Jestem w trakcie rozwodu, już po badaniach w RODK(29 I br.). Nasz syn jest uczniem I klasy Liceum i obecnie mieszka z ojcem. Mąż ma wyrok (25 I br) za znęcanie się nad rodziną. Starszego syna wyrzekł się i pozbył się z domu. Ja zmuszona jego karygodnym zachowaniem zmuszona byłam schronić się w OIK (VII 2011 r.), a obecnie wynajmuję mieszkanie. Młodszy syn mimo, że był świadkiem tego wszystkiego, został z ojcem (został w domu, w którym się wychował). Gdy przebywałam w OIK otrzymałam pozew rozwodowy (b/orzekania o winie, dziecko z nim i 800 zł alimentów).

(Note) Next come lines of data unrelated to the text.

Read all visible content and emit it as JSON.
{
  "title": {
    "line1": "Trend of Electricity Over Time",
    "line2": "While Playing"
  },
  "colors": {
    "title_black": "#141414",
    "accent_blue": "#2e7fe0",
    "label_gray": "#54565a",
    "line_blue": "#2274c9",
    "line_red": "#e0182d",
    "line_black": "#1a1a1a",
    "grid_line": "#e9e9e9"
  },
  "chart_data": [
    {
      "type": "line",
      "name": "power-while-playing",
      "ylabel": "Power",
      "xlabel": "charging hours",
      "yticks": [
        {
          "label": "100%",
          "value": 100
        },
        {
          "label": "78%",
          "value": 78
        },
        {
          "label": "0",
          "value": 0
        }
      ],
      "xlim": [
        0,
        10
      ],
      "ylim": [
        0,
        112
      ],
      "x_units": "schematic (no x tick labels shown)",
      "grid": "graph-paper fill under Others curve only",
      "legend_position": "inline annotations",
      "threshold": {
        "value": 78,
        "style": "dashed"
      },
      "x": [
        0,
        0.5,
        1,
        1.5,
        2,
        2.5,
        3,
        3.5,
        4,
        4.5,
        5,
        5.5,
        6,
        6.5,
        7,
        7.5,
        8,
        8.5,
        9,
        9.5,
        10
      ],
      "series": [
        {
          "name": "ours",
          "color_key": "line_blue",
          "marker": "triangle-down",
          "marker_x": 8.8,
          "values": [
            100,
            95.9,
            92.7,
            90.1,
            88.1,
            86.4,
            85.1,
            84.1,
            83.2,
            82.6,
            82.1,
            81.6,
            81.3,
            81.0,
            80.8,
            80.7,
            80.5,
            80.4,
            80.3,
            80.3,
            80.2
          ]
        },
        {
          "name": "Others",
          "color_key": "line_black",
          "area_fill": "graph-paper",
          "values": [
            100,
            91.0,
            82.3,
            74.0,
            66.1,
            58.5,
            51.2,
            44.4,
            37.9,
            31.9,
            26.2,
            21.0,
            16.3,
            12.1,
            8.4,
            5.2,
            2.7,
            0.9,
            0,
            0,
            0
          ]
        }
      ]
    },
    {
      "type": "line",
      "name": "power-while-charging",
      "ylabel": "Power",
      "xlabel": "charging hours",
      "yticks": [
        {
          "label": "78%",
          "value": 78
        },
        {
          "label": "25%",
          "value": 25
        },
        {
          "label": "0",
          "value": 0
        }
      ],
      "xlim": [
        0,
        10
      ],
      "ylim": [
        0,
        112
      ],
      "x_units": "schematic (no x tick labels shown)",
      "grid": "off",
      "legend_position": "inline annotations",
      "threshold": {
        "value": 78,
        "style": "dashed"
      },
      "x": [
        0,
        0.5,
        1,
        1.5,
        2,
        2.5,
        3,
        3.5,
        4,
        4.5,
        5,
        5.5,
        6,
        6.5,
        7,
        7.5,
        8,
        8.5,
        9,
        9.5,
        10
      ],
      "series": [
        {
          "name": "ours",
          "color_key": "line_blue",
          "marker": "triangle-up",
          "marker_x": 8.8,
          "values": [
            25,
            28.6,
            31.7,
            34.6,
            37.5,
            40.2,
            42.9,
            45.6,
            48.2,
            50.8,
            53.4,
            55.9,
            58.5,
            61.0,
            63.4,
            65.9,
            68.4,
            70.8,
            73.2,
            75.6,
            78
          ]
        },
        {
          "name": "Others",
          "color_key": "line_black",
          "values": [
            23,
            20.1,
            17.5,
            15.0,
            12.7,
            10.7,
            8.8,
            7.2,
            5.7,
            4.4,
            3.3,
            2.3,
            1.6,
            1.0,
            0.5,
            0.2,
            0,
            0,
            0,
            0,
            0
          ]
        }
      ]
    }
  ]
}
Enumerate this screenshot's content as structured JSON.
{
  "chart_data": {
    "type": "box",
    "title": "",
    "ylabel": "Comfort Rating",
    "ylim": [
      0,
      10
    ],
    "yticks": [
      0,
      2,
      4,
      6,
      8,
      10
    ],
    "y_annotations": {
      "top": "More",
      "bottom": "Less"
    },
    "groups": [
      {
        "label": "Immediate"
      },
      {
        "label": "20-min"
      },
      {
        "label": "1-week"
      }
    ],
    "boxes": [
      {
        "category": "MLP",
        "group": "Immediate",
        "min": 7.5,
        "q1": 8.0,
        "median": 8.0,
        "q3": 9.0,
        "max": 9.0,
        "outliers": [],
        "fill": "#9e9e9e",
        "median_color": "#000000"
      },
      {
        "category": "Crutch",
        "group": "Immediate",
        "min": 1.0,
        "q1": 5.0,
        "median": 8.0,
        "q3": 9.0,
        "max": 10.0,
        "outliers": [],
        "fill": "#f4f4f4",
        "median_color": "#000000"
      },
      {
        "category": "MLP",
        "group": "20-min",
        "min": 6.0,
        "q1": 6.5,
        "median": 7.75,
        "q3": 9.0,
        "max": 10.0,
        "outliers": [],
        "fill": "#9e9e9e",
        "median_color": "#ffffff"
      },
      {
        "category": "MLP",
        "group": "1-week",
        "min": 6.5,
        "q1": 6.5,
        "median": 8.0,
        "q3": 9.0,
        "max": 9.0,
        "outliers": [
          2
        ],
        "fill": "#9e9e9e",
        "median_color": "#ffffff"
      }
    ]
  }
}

Dla sądu wskazali stary adres (od 2 m-cy tam nie mieszkałam i razem ze swoją matką wymeldował mnie),mając nadzieję, że nie odbiorę i zacznie otrzyma rozwód na jego zasadach. Gdy się nie udało, rozwód raczkuje już prawie 2 lata. Wnioskowałam o badania w RODK, mając nadzieję, że "fachowcy"odkryją jego psychopatyczną osobowość i totalną manipulację dzieckiem (syn prawie nie utrzymuje ze mną kontaktów, z bratem również). Opinią RODK dostałam prosto w twarz. Mimo wyroku, mimo charakterystyki męża: manipulacja uczuciami syna, uzależnianie go od siebie, skłonność do impulsywnych zachowań itp. nasz syn ma zostać z ojcem, a dla mnie kontakty co 2-gi weekend. Ta decyzja nie ma żadnego uzasadnienia, ani słowa dlaczego. Decyzja o pobycie syna jest całkowicie rozbieżna z oceną każdego z nas z tej opinii. Kontakty takie same były już ustalone w trakcie badań i żadne z nich nie doszły do skutku, mimo że o nie zabiegałam. W opinii ja z synem mam zaproponowaną  pomoc psychologiczną, a sprawca przemocy i manipulant nie ma postawionych żadnych ale to żadnych wymagań. To ja wnioskowałam o RODK, a teraz jestem całkowicie rozczarowana i zawiedziona. Bardzo boję się o psychikę syna. O co w tym wszystkim chodzi, bo na pewno nie o dobro dziecka. Panie z RODK potraktowały nasz problem niczym rywalizację równorzędnych partnerów. Wygrał mąż, a w rezultacie przegrał nasz syn. On nigdy nie odważy się sam kontaktować z nami (ze mną i z bratem), bo jesteśmy wrogami ojca, a on musi udowodnić ojcu, że jest lojalny. Jak RODK wyobraża sobie naszą terapię, skoro ja nawet kontaktów nie mogę się doprosić???!!! "Fachowcy" z RODK okazali się ignorantami problemu i kolejnymi manipulantami, bo przecież ich opinia jest niemalże wyrocznią dla Sądu. I ja mam się poddać terapii takim ludziom...

Proszę o podpowiedź, co mam dalej robić? Jak pomóc synowi.